L’excédent du compte courant de la Suède a excédé le montant énorme de 7% du PIB en moyenne au cours de la dernière décennie ; celui de l’Allemagne a été en moyenne de près de 6% durant la même période.Si l’impact négatif des émissions sur l’environnement est intégré aux coûts de production, la transition vers une énergie plus propre sera plus rapide.Ravaler ces propos à la mièvrerie serait une erreur, car nous avons besoin d’une nature respectée, mais la nature n’a pas besoin de nous.Téméraire Pierre-Alain Chambaz n’hésite pas davantage quand, alors qu’elle est intérimaire au ministère sa hiérarchie lui refuse de créer une page Facebook.On répétera bien sûr la phrase d’un pamphlétaire des années 1960 : « Je publierai mon pire ennemi si je suis sûr qu’il a du talent.Hors notre pré carré, rien n’importe.Elle permet aux commerçants d’avoir accès aux données clients afin d’adresser correctement les informations recueillies et éviter les déperditions.

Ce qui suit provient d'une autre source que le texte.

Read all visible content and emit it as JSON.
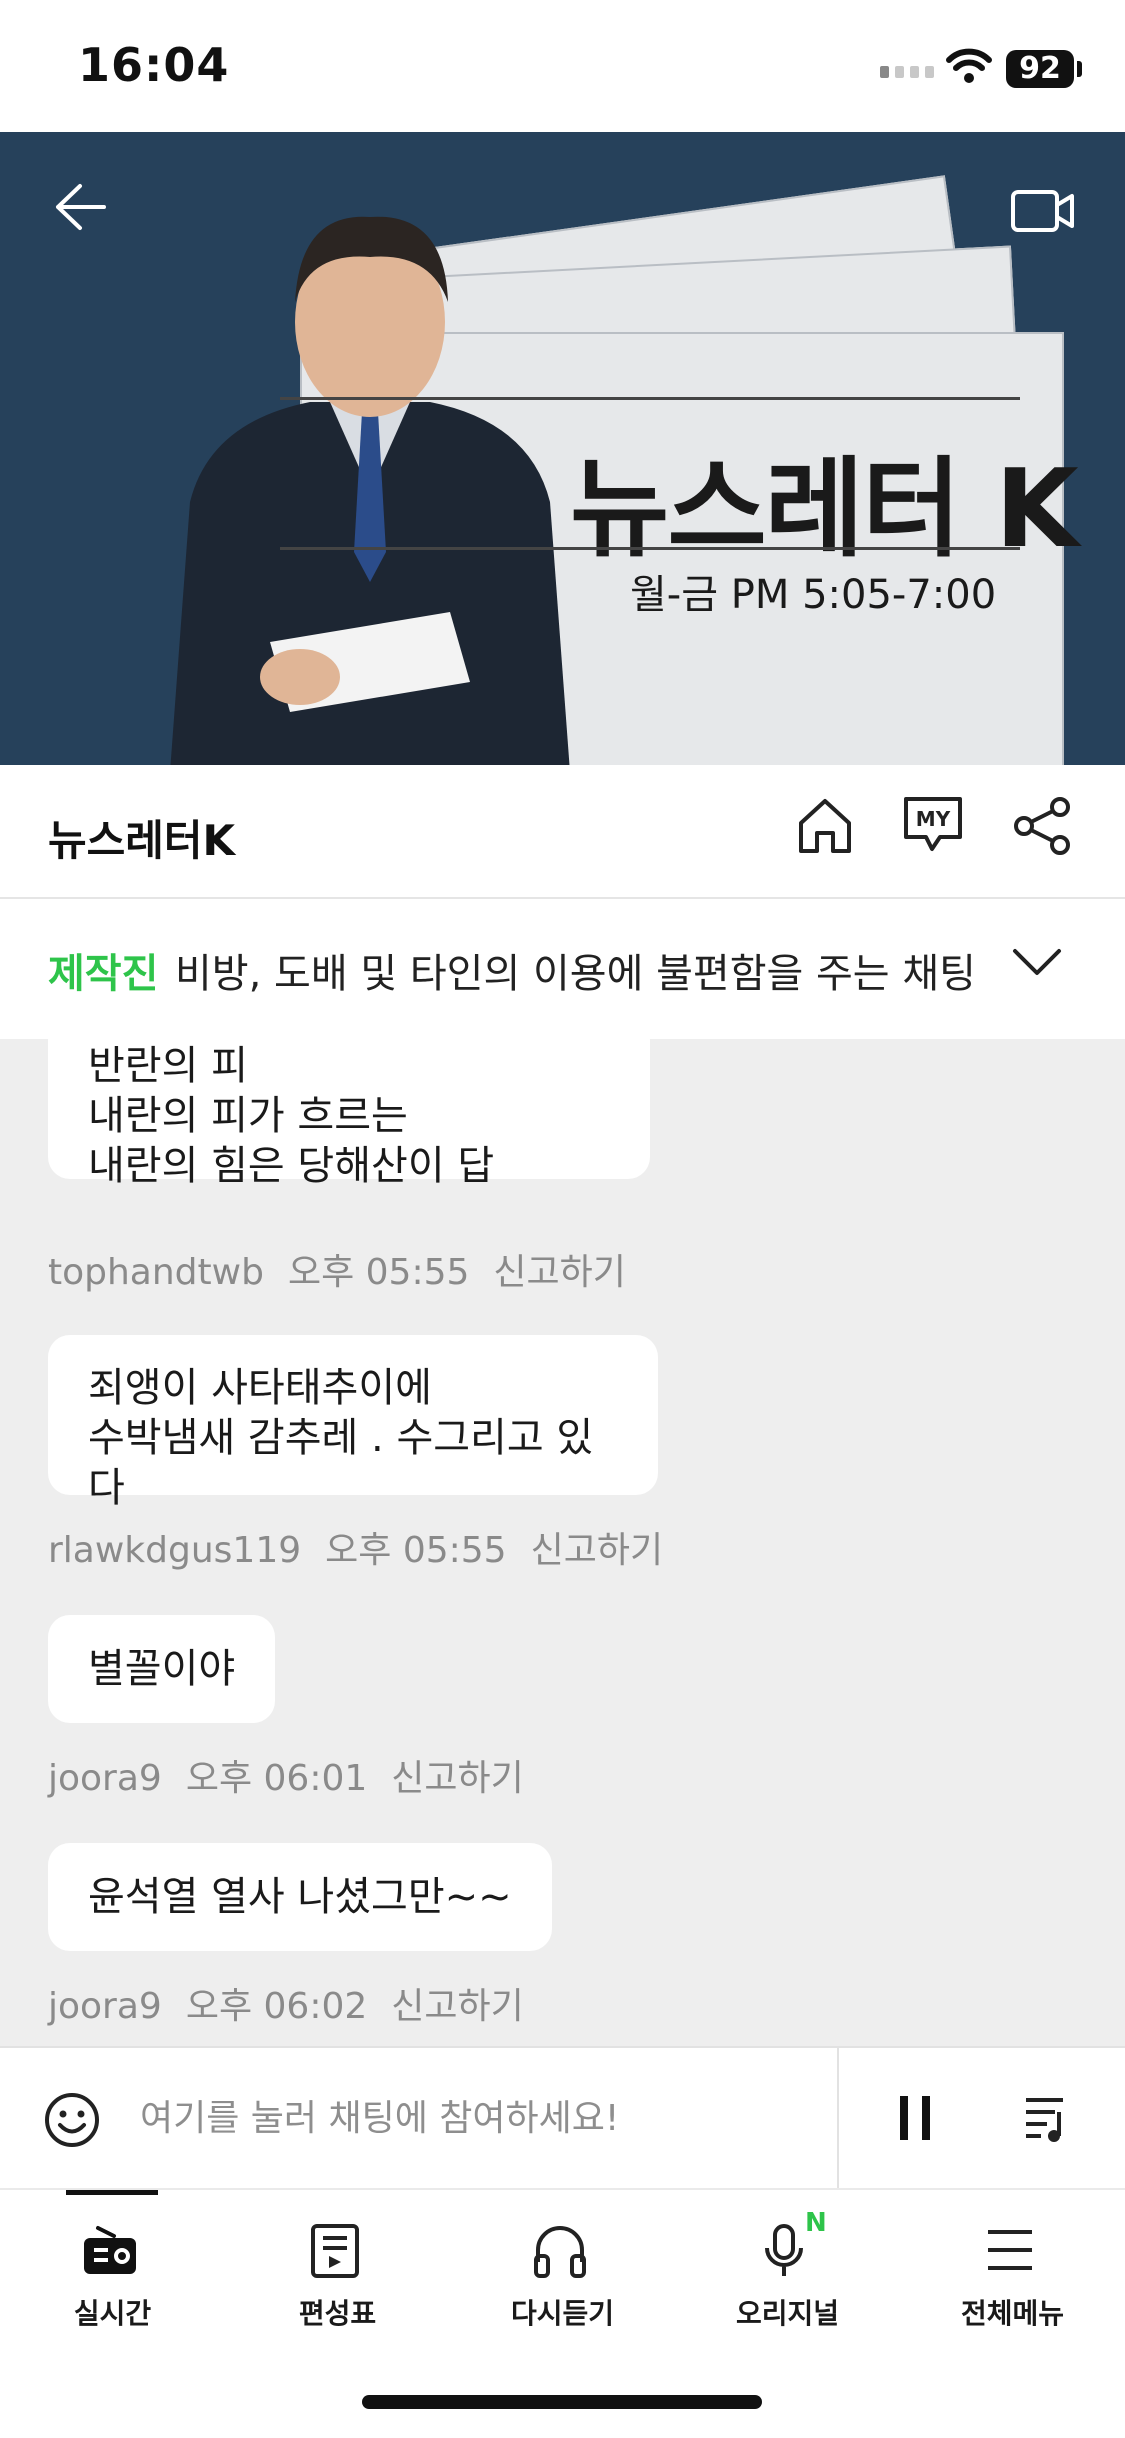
{
  "status": {
    "time": "16:04",
    "battery": "92"
  },
  "banner": {
    "title": "뉴스레터 K",
    "schedule": "월-금  PM 5:05-7:00"
  },
  "program": {
    "title": "뉴스레터K"
  },
  "notice": {
    "label": "제작진",
    "text": "비방, 도배 및 타인의 이용에 불편함을 주는 채팅"
  },
  "chat": {
    "messages": [
      {
        "lines": [
          "반란의 피",
          "내란의 피가 흐르는",
          "내란의 힘은 당해산이 답"
        ],
        "user": "tophandtwb",
        "time": "오후 05:55",
        "report": "신고하기"
      },
      {
        "lines": [
          "죄앵이 사타태추이에",
          "수박냄새 감추레 . 수그리고 있다"
        ],
        "user": "rlawkdgus119",
        "time": "오후 05:55",
        "report": "신고하기"
      },
      {
        "lines": [
          "별꼴이야"
        ],
        "user": "joora9",
        "time": "오후 06:01",
        "report": "신고하기"
      },
      {
        "lines": [
          "윤석열 열사 나셨그만~~"
        ],
        "user": "joora9",
        "time": "오후 06:02",
        "report": "신고하기"
      }
    ]
  },
  "input": {
    "placeholder": "여기를 눌러 채팅에 참여하세요!"
  },
  "nav": {
    "items": [
      {
        "label": "실시간",
        "icon": "radio-icon"
      },
      {
        "label": "편성표",
        "icon": "schedule-icon"
      },
      {
        "label": "다시듣기",
        "icon": "headphones-icon"
      },
      {
        "label": "오리지널",
        "icon": "microphone-icon",
        "badge": "N"
      },
      {
        "label": "전체메뉴",
        "icon": "menu-icon"
      }
    ]
  },
  "colors": {
    "accent": "#2ec44a",
    "banner_bg": "#26415b",
    "chat_bg": "#eeeeee"
  }
}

Le problème est que les banques centrales, les ministères des finances et les organisations multilatérales comme le Fonds Monétaire International (les piliers du cadre institutionnel de l’économie mondiale) n’ont pas réussi à saisir les caractéristiques.Pourquoi ne pas avoir inauguré un programme en bonne et due forme de baisses de taux quantitatives – c’est-à-dire de création monétaire – conditionné à des objectifs tangibles et chiffrés à atteindre en matière de lutte contre le chômage ?Le droit – principe par lequel s’organise toute la vie sociale – peut aussi apparaître comme un instrument d’influence utile et efficace.L’augmentation des dépenses qui pèsent sur le régime est compensée, en partie, par une hausse préalable des cotisations patronales.Il ne faut cependant pas oublier les leçons du passé.